Sociologi e governanti studiano il fenomeno, elaborano progetti per arginarne le nefaste conseguenze. A me, suora del Cottolengo, compagna di strada di poveri ed emarginati con alle spalle studi economici e anni vissuti nel consiglio d’amministrazione di una Fondazione bancaria, non rimane che ribadire quanto già detto da sant’Agostino: non è il denaro a essere sporco, ma l’uso che se ne fa.
D’altra parte nel Vangelo c’è molto denaro, nel senso che viene citato molte volte e con esempi fortissimi. Basti pensare alle parabole dei talenti e delle mine in Luca e Matteo, senza contare i 30 denari di Giuda. Ogni volta, però, il denaro viene messo in relazione ai comportamenti delle persone. Non voglio dire che il Signore abbia voluto precedere Adam Smith nella costruzione dei fondamenti dell’economia. Ma è un fatto che nella Bibbia si parli di denaro e profitto “virtuoso”.
È altresì vero che la voce dei profeti nell’Antico Testamento e quella, molto esplicita, di Gesù nei Vangeli si levano non a difendere soggetti di politiche sociali ma per identificare in essi figli di Dio e Fratelli secondo grazia e verità. Un abisso separa queste due visioni del mondo e della società: riconoscendo il fenomeno come esistente e ingiusto, l’accostamento a esso e lo sguardo su di esso sono totalmente differenti.
Lo sguardo di Gesù verso i poveri si racchiude in due discorsi: quello delle Beatitudini e quello del Giudizio universale.
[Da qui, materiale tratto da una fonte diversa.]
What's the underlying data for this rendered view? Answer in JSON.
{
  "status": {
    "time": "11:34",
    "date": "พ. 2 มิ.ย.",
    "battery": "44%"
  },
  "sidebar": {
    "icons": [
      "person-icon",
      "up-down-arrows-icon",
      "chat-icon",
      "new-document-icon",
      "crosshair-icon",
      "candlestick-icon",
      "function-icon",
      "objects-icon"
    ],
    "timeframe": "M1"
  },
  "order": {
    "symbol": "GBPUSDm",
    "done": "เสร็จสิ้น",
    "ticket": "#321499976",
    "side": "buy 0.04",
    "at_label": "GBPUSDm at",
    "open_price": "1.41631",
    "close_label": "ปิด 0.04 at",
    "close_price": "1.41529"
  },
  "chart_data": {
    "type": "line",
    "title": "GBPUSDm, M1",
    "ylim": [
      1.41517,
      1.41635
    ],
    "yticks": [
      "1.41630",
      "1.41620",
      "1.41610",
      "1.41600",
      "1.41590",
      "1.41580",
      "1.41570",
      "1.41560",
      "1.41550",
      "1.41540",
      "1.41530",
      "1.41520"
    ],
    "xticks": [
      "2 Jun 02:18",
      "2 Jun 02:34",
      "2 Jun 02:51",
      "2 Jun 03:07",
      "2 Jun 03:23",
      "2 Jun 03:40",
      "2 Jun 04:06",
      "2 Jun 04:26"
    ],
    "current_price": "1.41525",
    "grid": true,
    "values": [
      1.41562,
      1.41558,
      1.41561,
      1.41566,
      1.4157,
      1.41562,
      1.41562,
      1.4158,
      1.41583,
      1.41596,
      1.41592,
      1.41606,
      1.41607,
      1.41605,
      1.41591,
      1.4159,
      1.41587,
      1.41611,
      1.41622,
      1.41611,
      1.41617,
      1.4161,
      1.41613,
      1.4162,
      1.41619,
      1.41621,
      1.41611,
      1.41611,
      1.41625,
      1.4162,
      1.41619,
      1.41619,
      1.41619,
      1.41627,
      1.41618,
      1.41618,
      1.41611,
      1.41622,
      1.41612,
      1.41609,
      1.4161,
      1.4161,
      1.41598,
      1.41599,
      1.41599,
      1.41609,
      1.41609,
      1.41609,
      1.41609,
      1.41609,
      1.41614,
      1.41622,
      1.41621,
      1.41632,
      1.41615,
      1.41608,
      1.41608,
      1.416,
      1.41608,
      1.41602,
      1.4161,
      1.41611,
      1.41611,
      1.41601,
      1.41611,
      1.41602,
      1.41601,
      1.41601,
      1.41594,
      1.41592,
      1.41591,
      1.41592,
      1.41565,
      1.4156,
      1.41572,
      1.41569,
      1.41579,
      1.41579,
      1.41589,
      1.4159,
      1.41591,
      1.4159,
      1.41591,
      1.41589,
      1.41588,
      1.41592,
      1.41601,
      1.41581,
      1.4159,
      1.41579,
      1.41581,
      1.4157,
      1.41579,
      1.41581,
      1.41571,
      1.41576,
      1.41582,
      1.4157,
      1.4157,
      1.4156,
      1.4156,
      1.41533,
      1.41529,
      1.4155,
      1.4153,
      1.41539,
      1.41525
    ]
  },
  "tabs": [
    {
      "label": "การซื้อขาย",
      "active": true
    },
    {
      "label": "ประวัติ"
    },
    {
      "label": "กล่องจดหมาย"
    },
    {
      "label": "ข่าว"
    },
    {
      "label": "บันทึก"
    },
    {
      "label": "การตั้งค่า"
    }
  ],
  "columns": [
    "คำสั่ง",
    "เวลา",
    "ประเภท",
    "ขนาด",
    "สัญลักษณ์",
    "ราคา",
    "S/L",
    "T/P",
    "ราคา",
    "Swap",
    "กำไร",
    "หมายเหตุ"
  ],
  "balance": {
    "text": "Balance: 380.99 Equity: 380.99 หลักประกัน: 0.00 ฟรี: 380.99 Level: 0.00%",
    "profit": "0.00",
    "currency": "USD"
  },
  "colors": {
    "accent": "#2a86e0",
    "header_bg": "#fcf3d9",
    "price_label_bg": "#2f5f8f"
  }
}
Il Discorso della montagna è uno sguardo che si fa beatitudine concreta non per l’enunciazione di programmi, analizzati sapientemente, ma per l’incontro effettivo, reale: il farsi prossimo di chi ha fame, ha sete, è fuori dai circoli sociali, è solo e perseguitato. È un discorso di amore accogliente il quale, differentemente declinato in una traduzione moderna, fa dire a Gesù: «Avanti i poveri, avanti quelli che piangono».
Questo nuovo sguardo illumina il comportamento del Cristo, il quale mette in primo piano chi piange, chi ha fame, chi è lasciato ai margini della vita sociale, chi è affetto da malattie. Per i poveri Egli disobbedisce alla legge, perché l’Uomo è più grande del sabato. Oltre le pavide proposte degli apostoli di inviare alle loro case la folla che aveva fame, Gesù ingiunge ai suoi discepoli: “Dategli voi da mangiare”; consola la vedova che piange accompagnando il suo figlioletto a sepoltura, ridonandoglielo vivo; rimette al centro della comunità il malato mentale emarginato, la donna affetta da malattia, i lebbrosi. Tutto il Vangelo è lezione concreta di come alleviare la povertà: il principio vitale che informa ogni azione è il grande comandamento dell’amore, non progetti, non grandi rivoluzioni, ma semplicemente “Ama”.
Nel secondo grande discorso di Gesù riguardo ai poveri, il Giudice richiama la responsabilità personale dell’uomo verso il prossimo affamato, assetato, nudo, malato, straniero o prigioniero e la conseguente risposta: “Venite benedetti dal Padre mio, ricevete il premio promesso a voi fin dall’inizio del mondo”. Gesù ha parole forti, nel Giudizio universale, la povertà è esplicitata e personalizzata e benedetti sono coloro che hanno visto l’affamato, l’assetato, lo straniero, chi era nudo, malato o carcerato e hanno saputo rispondere: è un forte riferimento alla responsabilità di chi, pur avendo visto i fratelli e le sorelle in difficoltà, ha tirato dritto. Per diminuire la povertà vale dunque l’imperativo evangelico: “Va’ e fa’ altrettanto”.